For the food, the suggestion is to serve what I think is appropriate for him and leave it as that. That's what I've done many times, and I really only give him a little bit, for example, only half a toast or 1/3-1/2 kids-size cup of milk, 2tablespoons of beans, etc. I do so because sometimes he doesn't even eat any even though he asks for it. Anyways, he always whines about wanting more when he receives the food. I tell him "you can have AS MUCH AS YOU"D LIKE. AFTER you finish this I'll give you more". Something about it doesn't click, somehow that's not enough for him no matter what I say. Many times I just say "I'll leave your bow here at the counter, when you are ready you can come get it". All of these brings him to a huge tantrum at the dinner table. Here are my questions:
1) Am I doing the right thing by insisting on the serving portion I give him? (his crying makes it look as if I'm really mis-treating him and trying to starve him.
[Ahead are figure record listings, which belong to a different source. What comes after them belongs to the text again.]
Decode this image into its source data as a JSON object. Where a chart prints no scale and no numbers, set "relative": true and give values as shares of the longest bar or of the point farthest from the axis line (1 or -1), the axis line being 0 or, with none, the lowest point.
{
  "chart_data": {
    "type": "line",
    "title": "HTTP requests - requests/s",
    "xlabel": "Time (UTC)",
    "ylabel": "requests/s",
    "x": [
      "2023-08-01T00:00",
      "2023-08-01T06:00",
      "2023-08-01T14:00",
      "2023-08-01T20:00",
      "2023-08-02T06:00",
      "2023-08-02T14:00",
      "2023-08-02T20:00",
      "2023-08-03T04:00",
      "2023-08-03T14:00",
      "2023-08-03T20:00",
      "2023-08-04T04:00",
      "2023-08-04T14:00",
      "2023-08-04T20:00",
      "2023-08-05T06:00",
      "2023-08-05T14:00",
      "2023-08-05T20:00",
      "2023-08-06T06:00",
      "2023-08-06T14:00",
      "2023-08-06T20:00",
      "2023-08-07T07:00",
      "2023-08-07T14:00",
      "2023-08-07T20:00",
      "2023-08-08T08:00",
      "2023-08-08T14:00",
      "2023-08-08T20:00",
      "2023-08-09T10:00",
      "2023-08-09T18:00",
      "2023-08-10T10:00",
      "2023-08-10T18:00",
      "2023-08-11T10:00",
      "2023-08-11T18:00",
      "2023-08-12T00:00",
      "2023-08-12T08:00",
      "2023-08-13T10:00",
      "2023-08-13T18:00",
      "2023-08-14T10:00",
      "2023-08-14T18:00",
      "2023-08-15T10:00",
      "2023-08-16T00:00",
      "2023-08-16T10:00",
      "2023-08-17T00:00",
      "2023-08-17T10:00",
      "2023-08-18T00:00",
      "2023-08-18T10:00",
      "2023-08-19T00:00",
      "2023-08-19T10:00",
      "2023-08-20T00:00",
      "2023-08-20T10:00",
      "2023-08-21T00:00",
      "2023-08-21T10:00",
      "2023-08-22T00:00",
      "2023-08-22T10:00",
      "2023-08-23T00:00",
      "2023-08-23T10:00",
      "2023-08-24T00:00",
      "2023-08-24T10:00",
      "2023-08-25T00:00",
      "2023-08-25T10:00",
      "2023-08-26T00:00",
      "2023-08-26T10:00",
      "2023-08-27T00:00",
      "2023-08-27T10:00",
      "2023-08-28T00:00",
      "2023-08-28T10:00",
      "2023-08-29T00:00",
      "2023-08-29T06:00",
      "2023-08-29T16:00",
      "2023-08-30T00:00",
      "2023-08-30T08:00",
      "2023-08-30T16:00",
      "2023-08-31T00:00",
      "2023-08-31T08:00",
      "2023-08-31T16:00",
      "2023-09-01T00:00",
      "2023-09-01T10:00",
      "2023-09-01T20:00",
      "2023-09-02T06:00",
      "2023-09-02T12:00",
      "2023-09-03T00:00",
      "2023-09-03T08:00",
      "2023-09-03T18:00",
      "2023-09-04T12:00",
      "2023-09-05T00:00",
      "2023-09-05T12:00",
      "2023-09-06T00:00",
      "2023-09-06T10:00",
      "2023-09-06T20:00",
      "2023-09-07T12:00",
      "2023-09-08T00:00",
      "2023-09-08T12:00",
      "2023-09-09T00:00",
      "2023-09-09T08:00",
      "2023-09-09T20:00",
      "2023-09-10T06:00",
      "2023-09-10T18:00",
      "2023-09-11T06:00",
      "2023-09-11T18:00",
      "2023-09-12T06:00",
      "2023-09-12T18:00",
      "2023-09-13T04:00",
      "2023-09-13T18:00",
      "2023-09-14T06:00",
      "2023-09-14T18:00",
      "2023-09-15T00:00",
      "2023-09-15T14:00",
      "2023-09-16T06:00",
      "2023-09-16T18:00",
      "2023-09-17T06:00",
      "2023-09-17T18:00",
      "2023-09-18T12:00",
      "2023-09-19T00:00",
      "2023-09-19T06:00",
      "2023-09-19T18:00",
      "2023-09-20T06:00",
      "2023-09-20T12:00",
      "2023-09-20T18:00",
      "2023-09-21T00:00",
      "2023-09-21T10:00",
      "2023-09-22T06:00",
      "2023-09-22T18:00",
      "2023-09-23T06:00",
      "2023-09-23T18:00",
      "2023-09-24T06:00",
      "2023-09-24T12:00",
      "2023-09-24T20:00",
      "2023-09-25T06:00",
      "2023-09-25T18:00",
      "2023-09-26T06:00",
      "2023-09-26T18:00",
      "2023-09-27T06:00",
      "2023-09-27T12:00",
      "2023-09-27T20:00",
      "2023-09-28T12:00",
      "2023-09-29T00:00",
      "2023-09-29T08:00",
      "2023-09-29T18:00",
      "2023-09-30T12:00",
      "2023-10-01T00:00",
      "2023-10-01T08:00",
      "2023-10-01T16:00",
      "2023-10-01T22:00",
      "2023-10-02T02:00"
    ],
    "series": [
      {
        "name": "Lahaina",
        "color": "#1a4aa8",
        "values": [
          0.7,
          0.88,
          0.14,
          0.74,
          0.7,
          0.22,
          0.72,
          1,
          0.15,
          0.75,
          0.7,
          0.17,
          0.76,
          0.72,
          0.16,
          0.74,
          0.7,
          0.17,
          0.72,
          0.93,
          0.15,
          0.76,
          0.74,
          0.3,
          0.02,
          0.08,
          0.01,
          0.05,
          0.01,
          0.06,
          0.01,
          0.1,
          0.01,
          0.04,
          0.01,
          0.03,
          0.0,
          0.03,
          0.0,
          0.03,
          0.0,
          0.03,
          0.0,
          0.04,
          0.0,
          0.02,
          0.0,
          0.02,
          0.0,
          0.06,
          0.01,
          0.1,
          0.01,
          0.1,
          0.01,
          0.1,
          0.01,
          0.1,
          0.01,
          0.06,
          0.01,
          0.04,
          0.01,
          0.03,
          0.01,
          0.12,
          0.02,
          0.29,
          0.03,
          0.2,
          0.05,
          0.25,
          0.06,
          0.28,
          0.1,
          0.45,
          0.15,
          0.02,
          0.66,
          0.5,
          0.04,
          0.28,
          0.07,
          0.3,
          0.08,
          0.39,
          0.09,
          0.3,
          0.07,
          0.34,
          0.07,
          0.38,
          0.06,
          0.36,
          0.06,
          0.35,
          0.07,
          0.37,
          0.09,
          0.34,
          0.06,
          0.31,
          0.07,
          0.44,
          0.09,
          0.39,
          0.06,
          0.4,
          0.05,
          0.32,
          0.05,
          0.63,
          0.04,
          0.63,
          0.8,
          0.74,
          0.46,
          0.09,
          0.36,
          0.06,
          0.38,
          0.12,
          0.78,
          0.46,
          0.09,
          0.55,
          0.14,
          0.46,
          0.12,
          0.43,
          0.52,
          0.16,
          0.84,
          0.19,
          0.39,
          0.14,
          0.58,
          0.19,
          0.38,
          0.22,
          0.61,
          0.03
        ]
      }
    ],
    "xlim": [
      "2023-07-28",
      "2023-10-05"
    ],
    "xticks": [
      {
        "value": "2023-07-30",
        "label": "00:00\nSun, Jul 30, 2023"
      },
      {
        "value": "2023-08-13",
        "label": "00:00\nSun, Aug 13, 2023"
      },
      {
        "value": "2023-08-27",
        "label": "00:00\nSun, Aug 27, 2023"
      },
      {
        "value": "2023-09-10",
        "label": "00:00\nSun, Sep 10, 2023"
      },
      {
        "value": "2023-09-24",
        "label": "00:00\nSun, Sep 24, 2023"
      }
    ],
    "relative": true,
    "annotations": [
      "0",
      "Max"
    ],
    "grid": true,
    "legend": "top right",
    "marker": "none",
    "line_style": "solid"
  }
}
2) How do I deal with his tantrum at the dinner table? Ask him to leave the table and be back when he's calm? (his tantrum escalates when I ask or force him to get off the table). Leave him at the table and ignore him while the rest of us eats? (the extremely loud YELLING and crying stirs up something in DH & #2 that I eventually end up with another 2 cranky babies - DH & #2). What do I do? I approve of the anger but I don't approve the yelling.

I welcome the words of wisdom on tantrums here as it relates to the food issue or brother issue, but I'm also posting a totally separate thread on tantrums because I feel that I need a full lesson on that topic while I need this thread to stay on the original sibling topic so I can get some tips on making sibling harmony and building good sibling experiences for them for life.

Last edited by MamaD; 08-08-2012 at 01:01 PM.